Groundskeepers - You won't find park rangers friendlier than those working at Mt. Shasta State Park. Under the keen supervision of Chief Ranger Carson Ranger, the park's volunteer and professional staff have become the envy of the National Park Service. The saccharine shell of smiling faces and ever helpfulness hide a secret. Several of the park rangers formed a druid cult around the"Stareek." Following its guidance they plant juniper saplings around the park and on neighboring properties. In exchange they have purpose and command over the park's wildlife. Park Lieutenant Rodney Womack is the self-appointed leader.

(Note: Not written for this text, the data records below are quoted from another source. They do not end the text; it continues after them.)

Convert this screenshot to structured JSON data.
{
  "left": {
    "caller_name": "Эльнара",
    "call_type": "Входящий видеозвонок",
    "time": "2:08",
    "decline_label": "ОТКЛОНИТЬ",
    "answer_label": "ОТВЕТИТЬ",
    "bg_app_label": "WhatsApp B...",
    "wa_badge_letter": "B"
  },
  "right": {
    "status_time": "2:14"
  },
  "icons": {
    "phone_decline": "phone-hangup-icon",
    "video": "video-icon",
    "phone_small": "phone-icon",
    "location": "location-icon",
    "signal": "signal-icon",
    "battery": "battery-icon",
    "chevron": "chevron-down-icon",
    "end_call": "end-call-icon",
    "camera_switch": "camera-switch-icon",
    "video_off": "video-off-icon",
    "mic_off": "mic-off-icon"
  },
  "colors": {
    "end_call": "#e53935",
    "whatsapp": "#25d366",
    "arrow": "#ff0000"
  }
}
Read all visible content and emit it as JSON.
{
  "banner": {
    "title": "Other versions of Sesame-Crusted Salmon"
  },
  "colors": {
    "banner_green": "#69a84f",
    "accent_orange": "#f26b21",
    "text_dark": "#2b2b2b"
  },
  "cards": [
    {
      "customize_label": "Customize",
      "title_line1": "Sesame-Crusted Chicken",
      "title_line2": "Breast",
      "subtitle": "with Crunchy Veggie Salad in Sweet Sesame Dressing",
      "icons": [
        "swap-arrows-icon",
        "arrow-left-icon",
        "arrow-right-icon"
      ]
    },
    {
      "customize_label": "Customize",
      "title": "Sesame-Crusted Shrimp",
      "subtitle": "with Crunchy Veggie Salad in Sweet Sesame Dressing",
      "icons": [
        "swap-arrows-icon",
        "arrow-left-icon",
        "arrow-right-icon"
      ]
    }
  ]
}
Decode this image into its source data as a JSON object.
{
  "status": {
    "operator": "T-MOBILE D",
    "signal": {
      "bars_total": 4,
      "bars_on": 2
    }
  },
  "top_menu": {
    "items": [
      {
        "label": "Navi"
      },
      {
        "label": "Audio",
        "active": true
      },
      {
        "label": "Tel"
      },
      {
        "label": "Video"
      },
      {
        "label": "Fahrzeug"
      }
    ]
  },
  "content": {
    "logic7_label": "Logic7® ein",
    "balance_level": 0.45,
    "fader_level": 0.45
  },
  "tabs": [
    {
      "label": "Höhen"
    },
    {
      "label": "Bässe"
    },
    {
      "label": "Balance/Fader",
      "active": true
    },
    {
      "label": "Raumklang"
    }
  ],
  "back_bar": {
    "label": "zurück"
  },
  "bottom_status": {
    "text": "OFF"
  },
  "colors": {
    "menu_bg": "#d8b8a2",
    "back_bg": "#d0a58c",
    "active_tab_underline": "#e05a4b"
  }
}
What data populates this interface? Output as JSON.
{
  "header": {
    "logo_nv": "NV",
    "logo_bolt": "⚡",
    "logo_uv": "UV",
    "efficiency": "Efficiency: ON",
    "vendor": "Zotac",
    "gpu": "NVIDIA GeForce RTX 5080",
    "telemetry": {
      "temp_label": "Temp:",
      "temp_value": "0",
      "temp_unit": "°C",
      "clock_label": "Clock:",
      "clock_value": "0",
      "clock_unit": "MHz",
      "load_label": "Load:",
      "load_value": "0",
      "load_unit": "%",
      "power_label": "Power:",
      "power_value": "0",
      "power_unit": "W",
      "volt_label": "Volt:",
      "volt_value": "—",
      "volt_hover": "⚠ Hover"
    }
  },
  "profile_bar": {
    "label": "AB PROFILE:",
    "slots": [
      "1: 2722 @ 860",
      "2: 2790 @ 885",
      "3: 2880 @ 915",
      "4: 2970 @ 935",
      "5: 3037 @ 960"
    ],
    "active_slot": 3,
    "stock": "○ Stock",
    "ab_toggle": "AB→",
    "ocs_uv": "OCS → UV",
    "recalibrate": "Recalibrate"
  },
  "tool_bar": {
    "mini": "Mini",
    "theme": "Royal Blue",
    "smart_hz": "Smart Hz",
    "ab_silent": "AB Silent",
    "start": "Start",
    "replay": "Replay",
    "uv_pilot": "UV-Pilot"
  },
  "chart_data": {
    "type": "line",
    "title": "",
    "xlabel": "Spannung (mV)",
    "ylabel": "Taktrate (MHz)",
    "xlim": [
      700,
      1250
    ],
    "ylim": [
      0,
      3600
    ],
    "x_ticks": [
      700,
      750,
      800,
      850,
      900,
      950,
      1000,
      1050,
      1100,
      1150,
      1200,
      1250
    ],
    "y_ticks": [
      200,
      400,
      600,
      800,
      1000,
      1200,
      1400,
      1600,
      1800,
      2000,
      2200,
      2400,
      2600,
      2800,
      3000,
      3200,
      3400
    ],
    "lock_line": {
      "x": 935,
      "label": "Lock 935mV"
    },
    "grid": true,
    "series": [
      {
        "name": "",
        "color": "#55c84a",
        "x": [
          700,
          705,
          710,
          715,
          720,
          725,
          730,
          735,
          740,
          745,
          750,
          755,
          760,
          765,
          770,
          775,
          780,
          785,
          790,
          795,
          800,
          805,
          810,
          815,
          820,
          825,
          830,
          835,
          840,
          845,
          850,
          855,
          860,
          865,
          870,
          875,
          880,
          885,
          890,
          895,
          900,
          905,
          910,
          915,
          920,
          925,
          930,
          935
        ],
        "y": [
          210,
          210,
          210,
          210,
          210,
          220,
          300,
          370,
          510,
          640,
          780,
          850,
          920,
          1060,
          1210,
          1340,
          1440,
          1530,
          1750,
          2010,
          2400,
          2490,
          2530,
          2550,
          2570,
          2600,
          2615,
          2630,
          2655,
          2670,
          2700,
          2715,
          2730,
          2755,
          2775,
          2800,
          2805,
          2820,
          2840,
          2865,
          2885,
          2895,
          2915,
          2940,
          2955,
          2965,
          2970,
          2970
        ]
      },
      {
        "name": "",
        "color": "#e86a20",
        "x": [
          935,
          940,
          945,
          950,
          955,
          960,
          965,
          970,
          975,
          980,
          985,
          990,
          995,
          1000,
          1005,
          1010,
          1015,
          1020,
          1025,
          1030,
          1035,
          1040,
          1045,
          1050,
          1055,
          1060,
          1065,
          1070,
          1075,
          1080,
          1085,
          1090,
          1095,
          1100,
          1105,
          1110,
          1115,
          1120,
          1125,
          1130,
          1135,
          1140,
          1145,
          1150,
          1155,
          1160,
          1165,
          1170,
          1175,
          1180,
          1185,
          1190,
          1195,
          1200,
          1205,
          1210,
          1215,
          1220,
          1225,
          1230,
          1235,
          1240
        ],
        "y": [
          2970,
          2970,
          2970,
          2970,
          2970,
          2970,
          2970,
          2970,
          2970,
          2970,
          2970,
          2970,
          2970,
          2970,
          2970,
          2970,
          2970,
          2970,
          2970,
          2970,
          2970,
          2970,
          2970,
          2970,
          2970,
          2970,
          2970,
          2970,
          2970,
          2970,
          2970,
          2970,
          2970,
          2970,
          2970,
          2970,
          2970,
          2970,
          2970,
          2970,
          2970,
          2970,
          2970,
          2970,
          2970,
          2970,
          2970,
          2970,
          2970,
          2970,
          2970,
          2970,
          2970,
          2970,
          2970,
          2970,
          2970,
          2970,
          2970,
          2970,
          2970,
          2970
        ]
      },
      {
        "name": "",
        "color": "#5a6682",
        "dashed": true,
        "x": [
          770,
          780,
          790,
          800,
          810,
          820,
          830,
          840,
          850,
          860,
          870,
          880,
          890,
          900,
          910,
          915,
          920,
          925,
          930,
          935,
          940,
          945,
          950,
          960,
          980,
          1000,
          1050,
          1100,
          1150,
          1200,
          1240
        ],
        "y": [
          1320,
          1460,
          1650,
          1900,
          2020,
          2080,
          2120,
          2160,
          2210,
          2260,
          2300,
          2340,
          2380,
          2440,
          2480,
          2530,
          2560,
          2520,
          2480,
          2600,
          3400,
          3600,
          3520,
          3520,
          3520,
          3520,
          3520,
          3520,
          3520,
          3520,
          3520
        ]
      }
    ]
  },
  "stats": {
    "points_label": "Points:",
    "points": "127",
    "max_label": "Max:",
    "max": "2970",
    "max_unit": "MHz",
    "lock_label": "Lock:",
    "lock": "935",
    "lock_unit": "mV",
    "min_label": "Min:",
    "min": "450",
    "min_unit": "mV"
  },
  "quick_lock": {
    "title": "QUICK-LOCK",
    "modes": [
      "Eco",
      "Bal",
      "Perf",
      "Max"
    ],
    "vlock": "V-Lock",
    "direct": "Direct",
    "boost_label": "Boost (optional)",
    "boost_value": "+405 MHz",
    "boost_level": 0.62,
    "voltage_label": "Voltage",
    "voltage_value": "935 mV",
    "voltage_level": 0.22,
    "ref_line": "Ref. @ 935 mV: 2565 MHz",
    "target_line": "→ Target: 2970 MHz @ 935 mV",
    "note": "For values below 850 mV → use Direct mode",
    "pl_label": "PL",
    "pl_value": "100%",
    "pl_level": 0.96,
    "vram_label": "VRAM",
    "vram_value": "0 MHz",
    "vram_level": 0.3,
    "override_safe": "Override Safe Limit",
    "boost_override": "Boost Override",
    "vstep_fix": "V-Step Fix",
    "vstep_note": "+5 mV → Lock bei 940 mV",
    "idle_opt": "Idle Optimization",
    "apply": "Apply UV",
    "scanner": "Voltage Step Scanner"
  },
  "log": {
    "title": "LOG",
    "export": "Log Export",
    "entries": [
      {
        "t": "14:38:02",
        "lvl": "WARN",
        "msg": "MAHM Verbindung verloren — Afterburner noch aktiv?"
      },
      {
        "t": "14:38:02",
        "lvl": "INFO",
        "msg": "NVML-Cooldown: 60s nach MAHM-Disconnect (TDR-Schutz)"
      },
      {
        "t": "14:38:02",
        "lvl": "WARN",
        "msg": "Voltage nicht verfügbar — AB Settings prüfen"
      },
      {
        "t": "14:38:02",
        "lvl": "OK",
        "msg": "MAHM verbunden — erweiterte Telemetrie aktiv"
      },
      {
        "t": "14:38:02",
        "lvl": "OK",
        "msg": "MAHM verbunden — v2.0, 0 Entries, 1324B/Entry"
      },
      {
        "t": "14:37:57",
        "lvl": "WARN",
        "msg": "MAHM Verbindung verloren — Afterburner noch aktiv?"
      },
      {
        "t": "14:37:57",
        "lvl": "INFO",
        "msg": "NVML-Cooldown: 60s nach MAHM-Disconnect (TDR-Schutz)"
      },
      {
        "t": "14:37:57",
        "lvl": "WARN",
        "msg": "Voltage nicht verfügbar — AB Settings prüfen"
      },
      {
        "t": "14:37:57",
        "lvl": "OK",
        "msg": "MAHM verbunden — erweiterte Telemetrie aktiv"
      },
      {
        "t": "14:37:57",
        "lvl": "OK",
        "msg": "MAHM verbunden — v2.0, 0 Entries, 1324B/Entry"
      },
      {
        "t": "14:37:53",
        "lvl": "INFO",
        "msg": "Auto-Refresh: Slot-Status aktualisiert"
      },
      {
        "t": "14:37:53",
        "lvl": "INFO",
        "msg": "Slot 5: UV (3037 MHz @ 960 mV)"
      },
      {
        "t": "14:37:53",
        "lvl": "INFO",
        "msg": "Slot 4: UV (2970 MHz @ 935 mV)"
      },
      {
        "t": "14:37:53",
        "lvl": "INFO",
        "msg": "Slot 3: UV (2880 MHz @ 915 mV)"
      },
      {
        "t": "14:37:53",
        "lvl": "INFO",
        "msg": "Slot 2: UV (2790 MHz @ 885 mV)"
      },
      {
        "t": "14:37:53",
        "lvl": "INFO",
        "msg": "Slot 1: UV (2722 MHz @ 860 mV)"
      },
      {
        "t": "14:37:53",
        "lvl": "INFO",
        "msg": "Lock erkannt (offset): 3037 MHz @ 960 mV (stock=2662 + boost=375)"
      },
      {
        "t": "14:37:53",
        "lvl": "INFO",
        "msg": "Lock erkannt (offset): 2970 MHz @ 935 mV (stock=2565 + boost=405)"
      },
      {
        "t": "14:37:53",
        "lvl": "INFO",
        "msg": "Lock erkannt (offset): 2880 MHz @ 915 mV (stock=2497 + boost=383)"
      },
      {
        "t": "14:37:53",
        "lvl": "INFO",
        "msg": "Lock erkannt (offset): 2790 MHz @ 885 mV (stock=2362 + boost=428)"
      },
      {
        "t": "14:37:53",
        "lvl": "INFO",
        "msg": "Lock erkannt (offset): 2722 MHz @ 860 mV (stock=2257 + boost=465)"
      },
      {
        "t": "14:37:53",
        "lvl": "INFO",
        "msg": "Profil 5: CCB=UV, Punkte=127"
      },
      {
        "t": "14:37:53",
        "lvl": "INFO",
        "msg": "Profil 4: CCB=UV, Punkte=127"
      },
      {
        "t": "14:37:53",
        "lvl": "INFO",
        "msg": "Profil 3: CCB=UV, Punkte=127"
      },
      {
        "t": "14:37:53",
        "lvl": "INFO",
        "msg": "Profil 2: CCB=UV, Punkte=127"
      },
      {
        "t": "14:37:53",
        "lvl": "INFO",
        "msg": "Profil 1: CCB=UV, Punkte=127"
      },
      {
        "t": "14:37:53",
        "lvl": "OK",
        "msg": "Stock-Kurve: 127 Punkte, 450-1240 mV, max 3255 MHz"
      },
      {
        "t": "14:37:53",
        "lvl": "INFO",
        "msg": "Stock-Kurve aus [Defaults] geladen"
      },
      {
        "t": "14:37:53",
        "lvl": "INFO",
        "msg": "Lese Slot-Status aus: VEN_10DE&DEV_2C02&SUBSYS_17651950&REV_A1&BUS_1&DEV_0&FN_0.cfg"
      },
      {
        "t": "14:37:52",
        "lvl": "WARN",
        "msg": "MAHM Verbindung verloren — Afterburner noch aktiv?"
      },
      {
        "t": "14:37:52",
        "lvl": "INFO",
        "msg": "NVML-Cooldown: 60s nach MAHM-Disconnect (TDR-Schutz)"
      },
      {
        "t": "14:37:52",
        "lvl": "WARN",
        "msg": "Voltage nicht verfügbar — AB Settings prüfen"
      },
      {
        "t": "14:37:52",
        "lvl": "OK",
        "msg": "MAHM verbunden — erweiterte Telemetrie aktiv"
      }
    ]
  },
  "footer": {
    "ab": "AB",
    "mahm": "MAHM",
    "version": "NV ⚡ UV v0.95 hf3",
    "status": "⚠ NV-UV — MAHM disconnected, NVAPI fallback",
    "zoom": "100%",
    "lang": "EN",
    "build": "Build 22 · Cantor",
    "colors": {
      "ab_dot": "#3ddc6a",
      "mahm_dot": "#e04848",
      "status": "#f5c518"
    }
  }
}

A sprig of juniper in his hatband.
Goal: They want to expand the boundaries of the park. By any means.
Move: A Groundskeeper Initiate can take the move Wild Tongue as an advancement.
Wild Tongue - You can speak and understand the speech of animals. You may also issue simple one word commands and they obey the best they can.
Leader: Park Lieutenant Rodney Womack - A once athletic guy, now gone to seed. Park Policeman Womack crawled inside the bottle after his divorce. Since communing with the Stareek, his life has found new purpose. No one will take it away from him.

Thursday, May 10, 2018

On Top of Mt Shasta: Shaggymen MC

Shaggymen M.C. - Founded in 1972, the Shaggymen drew mostly from the reclusive Sasquatch community in Northern California. Originally a way to hide in plain sight, the idea caught on and other Bigfoot communities across North America started their own chapters. The world has shrunk over the last 25 years and Shaggymen M.C. feels the crunch as the open road becomes the big empty. Peanut, the Shasta Chapter's sky pilot, experienced a spiritual revelation that Mt. Shasta is the paradise for all Bigfoot and it's their Manifest Destiny to seize the park.
Goal: They want to take over the park for all Bigfoot kind.
Move: If you're a sasquatch then you may take One Man Gang as an advancement.
One Man Gang - You count as a small gang when you Kick Some Ass
Leader: Rubble - An enormous Sasquatch standing a bit over 8 feet. His intense gaze draws the eye away from his piebald appearance. Swathes of his fur were burned away in a fight with a rival Bigfoot M.C. - The Mountain Devils.